Still feels way off. If VCs receive 1-5 pitches per week that seem as exciting to them as OpenAI, they'd spread their money around a lot more startups. Don't think they're that excited by half the "solid metrics, good founders, there's plenty of money in generic B2B SaaS if we throw enough at the sales team" stuff they actually invest in.
Now I can believe that at least 10% of the pitchdecks they receive are "we hook $industry up to OpenAI's API"...
- Volume: Former founders who hit the jackpot are investing in a bunch of startups every week. There are hundreds of unicorns etc out there, and thousands of Series A's every year. That's a bunch of competitive deals being signed every day!

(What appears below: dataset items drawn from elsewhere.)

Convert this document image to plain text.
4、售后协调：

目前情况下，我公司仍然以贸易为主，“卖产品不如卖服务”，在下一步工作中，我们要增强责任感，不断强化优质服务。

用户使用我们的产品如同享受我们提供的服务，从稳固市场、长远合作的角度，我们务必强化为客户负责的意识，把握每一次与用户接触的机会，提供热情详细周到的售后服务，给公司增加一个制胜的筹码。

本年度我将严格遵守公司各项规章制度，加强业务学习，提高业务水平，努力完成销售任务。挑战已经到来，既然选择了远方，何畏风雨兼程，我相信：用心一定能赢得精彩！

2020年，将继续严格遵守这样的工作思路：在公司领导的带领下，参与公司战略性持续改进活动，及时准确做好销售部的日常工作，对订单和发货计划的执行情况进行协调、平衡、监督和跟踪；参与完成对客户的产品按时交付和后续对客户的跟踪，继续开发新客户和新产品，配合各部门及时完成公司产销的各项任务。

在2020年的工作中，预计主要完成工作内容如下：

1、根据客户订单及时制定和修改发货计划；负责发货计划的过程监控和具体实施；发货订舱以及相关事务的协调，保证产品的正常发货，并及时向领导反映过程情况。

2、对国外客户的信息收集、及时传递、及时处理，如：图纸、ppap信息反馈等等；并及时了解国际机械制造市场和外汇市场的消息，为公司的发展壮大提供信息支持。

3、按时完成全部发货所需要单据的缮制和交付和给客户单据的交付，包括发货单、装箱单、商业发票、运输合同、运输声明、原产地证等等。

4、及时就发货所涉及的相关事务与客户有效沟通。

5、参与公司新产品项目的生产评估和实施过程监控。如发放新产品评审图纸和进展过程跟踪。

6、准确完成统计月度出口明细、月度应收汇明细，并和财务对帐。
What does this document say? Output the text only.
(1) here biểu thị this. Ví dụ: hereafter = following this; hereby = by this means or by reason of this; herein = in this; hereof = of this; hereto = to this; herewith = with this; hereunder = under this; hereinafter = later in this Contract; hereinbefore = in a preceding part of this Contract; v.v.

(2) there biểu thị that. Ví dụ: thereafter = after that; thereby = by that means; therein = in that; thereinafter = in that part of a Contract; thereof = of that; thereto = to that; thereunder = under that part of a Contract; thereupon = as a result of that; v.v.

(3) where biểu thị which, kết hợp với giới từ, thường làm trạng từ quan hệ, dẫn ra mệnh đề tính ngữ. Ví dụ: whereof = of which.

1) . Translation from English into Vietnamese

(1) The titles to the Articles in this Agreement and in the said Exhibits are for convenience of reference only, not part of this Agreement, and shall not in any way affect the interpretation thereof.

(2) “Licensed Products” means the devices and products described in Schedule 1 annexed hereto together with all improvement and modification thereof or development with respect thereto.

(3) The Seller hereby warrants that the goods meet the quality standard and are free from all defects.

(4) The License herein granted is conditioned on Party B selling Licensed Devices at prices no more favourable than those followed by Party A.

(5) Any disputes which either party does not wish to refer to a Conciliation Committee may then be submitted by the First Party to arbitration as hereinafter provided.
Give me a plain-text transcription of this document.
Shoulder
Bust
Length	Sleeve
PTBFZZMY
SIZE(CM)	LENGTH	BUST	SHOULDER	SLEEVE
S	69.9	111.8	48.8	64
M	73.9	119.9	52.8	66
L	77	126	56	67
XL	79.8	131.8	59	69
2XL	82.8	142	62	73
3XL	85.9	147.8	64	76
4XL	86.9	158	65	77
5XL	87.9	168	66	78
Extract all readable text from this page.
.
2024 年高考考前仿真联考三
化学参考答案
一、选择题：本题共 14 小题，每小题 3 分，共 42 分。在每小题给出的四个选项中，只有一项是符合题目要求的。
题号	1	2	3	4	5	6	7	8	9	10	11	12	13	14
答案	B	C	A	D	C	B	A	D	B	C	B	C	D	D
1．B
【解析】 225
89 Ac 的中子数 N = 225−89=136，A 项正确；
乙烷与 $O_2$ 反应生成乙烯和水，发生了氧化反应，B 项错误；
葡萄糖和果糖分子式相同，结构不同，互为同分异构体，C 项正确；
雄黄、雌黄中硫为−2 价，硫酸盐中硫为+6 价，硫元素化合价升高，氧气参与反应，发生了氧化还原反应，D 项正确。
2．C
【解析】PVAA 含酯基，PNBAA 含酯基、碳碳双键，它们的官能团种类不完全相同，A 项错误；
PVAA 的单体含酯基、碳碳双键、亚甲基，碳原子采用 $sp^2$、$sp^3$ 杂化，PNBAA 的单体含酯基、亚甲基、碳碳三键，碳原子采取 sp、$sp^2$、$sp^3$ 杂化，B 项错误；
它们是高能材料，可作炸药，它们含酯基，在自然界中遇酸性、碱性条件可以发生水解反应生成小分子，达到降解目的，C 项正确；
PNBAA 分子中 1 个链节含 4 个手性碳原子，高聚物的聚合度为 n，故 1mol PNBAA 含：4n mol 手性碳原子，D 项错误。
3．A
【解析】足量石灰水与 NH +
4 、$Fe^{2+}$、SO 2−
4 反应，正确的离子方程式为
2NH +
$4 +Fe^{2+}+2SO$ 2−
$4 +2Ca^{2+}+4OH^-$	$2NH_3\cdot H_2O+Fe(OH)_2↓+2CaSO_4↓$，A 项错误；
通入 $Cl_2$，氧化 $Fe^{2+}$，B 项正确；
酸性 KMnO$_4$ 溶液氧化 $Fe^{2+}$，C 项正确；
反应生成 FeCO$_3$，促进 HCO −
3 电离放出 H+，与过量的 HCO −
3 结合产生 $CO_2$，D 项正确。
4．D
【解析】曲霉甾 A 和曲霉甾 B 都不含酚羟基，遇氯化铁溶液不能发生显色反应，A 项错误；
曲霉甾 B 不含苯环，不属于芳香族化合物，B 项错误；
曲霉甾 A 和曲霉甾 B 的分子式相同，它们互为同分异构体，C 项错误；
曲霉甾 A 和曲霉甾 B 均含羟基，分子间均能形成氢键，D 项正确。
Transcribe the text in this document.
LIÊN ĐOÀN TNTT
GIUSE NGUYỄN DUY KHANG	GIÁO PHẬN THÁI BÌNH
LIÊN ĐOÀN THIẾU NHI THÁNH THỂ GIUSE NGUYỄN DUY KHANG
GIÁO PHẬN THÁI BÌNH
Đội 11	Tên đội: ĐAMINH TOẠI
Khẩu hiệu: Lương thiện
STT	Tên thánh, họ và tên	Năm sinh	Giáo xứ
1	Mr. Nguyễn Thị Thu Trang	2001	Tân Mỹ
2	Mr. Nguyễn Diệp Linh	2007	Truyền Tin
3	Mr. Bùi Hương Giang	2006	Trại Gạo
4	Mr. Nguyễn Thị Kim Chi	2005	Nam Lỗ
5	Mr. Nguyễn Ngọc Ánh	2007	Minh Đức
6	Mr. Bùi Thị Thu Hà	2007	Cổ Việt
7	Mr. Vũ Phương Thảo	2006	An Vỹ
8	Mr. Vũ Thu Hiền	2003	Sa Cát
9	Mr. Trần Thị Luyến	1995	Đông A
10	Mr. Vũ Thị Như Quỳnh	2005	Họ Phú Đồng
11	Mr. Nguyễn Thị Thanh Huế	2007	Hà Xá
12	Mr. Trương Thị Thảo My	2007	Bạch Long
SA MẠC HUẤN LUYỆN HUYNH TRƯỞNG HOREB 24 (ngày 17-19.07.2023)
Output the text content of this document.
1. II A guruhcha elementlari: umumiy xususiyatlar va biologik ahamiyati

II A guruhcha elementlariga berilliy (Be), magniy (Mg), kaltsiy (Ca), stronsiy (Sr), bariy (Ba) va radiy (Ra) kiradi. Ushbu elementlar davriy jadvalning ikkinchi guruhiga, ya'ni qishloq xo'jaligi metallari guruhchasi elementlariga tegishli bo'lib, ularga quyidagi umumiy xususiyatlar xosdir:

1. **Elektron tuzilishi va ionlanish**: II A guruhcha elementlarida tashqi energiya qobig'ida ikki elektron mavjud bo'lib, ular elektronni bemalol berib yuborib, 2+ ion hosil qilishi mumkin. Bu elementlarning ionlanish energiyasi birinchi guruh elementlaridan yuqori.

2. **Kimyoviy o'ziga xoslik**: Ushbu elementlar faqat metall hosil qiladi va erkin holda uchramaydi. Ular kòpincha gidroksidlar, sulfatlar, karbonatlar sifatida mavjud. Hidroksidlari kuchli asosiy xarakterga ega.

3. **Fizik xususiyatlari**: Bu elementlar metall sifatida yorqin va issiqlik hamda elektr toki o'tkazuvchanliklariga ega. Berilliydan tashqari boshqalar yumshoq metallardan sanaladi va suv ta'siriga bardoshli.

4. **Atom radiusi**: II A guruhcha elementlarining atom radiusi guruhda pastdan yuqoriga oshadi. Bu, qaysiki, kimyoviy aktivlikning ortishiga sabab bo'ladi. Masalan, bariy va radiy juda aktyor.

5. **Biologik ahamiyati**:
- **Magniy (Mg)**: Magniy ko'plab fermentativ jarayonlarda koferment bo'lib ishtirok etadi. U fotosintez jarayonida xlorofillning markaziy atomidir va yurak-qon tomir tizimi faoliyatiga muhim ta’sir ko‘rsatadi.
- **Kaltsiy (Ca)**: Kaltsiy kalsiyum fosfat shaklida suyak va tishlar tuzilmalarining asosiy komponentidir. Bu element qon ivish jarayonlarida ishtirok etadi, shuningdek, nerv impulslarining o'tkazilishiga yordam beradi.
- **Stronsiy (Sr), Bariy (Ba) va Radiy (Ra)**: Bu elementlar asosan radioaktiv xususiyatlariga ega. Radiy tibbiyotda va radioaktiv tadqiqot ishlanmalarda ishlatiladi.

- Quality: Early silicon valley startups can easily look like openai's early days. With hundreds of unicorns out there, their execs eventually leaving and recruiting smart folks for their next thing happens almost every day. Pitches that are "We're solving X" are a dime a dozen. Likewise, they're each flawed in different ways -- in OpenAI's case, an easy negative phrasing is: no real business plan, positioned mostly as a non-profit R&D lab that'd do open source for Elon Musk to get google IP more easily. Likewise, having Stripe's CTO was one of those cool unicorn exec things, but for 0->1 business, maybe not so obvious, and Sam Altman's only 0->1 gig was running a small failed social mobile social network. It's easy to phrase in positive vs negative lights. Now imagine getting 5 of those on your desk every week, and you only pick 0-3 a year, hoping each win pays for all the duds, and then some...
One single OpenAI-tier deal every two years, consistently, would put you into Legendary VC territory.